Reste que j’arrêterai là la comparaison avec la première adaptation de ce joyau de la SF. Je n’ai d’ailleurs jamais sombré dans des comparaisons excessives comme il en pullule un peu partout, trouvant ici davantage une histoire à part d’invasion animale, certes lourdement référencée mais trouvant par quelques astuces scéniques un potentiel envol vers une belle indépendance (de celle qu’on ne retrouvera à aucun moment dans les récentes reprises, qu’elles soient sauriennes ou robotiques).
Le premier donc était une surprise totale, dirigé par cet inconnu de Rupert Wyatt qui réussissait de manière totalement incongrue à dresser une mixture sans excès, une montée en saveur finement dosée et l’élaboration d’un drame animal d’une efficacité aussi frappante que sobre.
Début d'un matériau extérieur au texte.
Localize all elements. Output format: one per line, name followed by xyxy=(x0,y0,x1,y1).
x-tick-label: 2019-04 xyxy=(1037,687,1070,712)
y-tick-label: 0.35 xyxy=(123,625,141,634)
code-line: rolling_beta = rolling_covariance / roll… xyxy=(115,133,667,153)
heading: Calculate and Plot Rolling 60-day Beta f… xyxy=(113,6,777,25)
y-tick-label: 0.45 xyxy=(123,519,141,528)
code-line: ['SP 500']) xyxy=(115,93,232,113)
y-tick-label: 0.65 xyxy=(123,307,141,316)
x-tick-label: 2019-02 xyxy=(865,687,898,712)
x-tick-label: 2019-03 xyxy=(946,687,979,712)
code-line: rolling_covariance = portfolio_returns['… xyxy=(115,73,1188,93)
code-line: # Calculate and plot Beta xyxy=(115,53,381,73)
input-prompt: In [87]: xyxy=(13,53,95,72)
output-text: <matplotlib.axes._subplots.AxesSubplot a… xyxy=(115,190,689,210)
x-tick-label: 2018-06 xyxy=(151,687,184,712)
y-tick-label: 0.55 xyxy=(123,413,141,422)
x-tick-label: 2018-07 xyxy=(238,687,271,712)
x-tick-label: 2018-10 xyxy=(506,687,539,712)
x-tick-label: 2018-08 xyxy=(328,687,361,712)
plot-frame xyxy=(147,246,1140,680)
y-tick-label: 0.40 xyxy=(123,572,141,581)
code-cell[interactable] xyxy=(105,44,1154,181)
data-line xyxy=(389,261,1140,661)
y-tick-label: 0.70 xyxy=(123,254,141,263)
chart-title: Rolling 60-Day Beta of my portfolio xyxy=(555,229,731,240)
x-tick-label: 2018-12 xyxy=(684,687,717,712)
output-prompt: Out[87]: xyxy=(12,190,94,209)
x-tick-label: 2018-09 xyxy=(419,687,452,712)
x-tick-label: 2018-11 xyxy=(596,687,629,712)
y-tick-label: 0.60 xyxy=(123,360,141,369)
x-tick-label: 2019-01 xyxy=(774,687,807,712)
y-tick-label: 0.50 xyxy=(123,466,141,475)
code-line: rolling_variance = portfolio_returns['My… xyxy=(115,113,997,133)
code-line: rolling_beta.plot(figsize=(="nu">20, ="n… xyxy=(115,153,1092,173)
Et tout mon respect va à cette sobriété qui faisait le film précédent, relevé d’un zeste à peine d’action sur tout un ronflement carcéral. Cet enthousiasme passé, il fallait s’affairer à s’offrir le visionnage de cette suite, mais il aura fallu attendre jusqu’à ce soir… Ce bordel est réalisé par Matt Reeves, auteur de cette infamie de Cloverfield. J’imaginais déjà des bonobos poursuivant une grappe de jeunes connards filmés par une caméra dans une machine à laver. Mais en fait non.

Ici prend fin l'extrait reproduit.